Le Moine noir : Double essence
"En lisant Le Moine noir, nouvelle qui fait place au surnaturel, j’avais l’impression d’être en face d’un récit assez curieux, assez étrange dans l’ensemble de l’œuvre de Tchekhov, raconte DENIS MARLEAU. Très rapidement, j’ai imaginé que ça pouvait constituer un spectacle."
Créé en mars 2004 à Mons, en Belgique, Le Moine noir présente Kovrine, jeune philosophe à la santé fragile, qui discute régulièrement avec un mystérieux moine. Tania, qui aime Kovrine et l’épouse, découvre bientôt que ce personnage énigmatique n’est qu’une illusion. "Le moine, suggère l’artiste, est une sorte d’agglomération d’entités: il est à la fois la mère et le double de Kovrine, l’autre qui n’est que le reflet de nous-mêmes, de nos angoisses."
Le texte, écrit par Tchekhov en 1894, présente pour Denis Marleau, directeur artistique du Théâtre Ubu, différents aspects intéressants. "En travaillant, j’ai appris à découvrir l’homme derrière tout ça: Tchekhov, qui est médecin, aborde ses personnages sans aucun jugement. Il a appelé cette nouvelle un "récit médical", lié à une sorte d’étude de la folie des grandeurs, mais aussi de toutes ces aliénations que les personnages développent, dans une Russie où on est un peu loin de tout. Il y a une telle humanité dans tout ça; je ne veux pas tomber dans les lieux communs, mais c’est particulièrement touchant. J’ai aussi découvert une écriture qui tisse des tas de réseaux dans le texte: rien n’est laissé au hasard. Ce qui nous semble complètement anodin, finalement, ne l’est pas du tout et devient porteur de sens si on y fait très attention. Cette espèce de construction très subtile qui se joue au niveau de l’impression, de la sensation, de l’émotion, c’est vraiment fascinant."
En plus de signer scénographie et mise en scène, Denis Marleau a adapté la nouvelle, travaillant en étroite collaboration avec André Markowicz et Françoise Morvan, deux traducteurs de Tchekhov. "J’aime bien travailler avec les récits. J’avais envie de dialoguer avec l’œuvre, et non d’oblitérer le fait que c’est une nouvelle. J’ai donc gardé la présence du narrateur, qui nous raconte l’histoire à travers la voix du traducteur. J’ai fait un montage avec la voix de Markowicz lisant des passages en français et en russe; ça constitue un tissu sonore qui crée une sorte de mystère, tout en donnant, par certains mots clefs, des informations au spectateur."

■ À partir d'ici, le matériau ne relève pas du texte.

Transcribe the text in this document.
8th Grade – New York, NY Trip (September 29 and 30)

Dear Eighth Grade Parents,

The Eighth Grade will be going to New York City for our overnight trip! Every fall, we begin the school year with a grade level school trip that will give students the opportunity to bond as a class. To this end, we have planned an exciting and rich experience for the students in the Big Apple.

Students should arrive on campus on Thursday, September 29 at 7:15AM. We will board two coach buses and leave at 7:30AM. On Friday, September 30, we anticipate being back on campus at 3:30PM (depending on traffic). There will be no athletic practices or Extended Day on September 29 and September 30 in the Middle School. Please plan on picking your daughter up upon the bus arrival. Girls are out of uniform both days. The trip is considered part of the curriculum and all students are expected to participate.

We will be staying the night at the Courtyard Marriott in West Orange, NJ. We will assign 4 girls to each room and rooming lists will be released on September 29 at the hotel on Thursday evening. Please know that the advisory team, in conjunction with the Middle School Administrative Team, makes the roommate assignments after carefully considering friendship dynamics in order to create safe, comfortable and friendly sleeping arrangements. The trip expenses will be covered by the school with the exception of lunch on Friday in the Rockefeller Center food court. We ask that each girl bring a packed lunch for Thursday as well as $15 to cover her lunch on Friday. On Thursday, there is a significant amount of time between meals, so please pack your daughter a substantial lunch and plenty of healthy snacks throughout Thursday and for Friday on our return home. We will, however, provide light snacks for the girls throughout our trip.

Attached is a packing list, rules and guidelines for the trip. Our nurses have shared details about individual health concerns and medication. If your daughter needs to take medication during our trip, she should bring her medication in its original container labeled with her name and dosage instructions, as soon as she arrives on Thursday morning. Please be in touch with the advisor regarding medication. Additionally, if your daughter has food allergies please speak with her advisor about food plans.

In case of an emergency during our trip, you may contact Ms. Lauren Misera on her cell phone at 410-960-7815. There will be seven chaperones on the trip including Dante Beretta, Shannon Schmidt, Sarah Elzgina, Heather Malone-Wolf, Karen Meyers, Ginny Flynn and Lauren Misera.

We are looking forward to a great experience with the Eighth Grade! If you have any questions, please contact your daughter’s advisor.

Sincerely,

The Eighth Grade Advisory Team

À cet élément sonore, auquel se greffent violon et chant en direct, s’ajoute une scénographie utilisant des images vidéo qui, si elles rappellent le lieu de l’action, évoquent surtout "des paysages intérieurs". L’ensemble crée "un Tchekhov sous influence: une influence un peu symboliste".
"Dans mon travail de metteur en scène, j’ai besoin des mots, des textes des autres pour avancer dans ma création, conclut l’homme de théâtre. Ce qui m’intéresse, c’est de faire entendre le texte et tous ces langages que j’aborde, et d’en arriver à développer une relation forte avec le spectateur, c’est-à-dire à le convoquer et à faire en sorte que lui aussi participe à l’élaboration du sens et de la beauté de l’œuvre. Tout n’est pas donné à entendre ou à voir: j’ai besoin de ces zones d’opacité, de ces mystères. Et l’œuvre de Tchekhov, justement, reste énigmatique. On ne sait pas très bien ce que ça veut dire: c’est complètement ouvert. Et ça, ça m’intéresse grandement."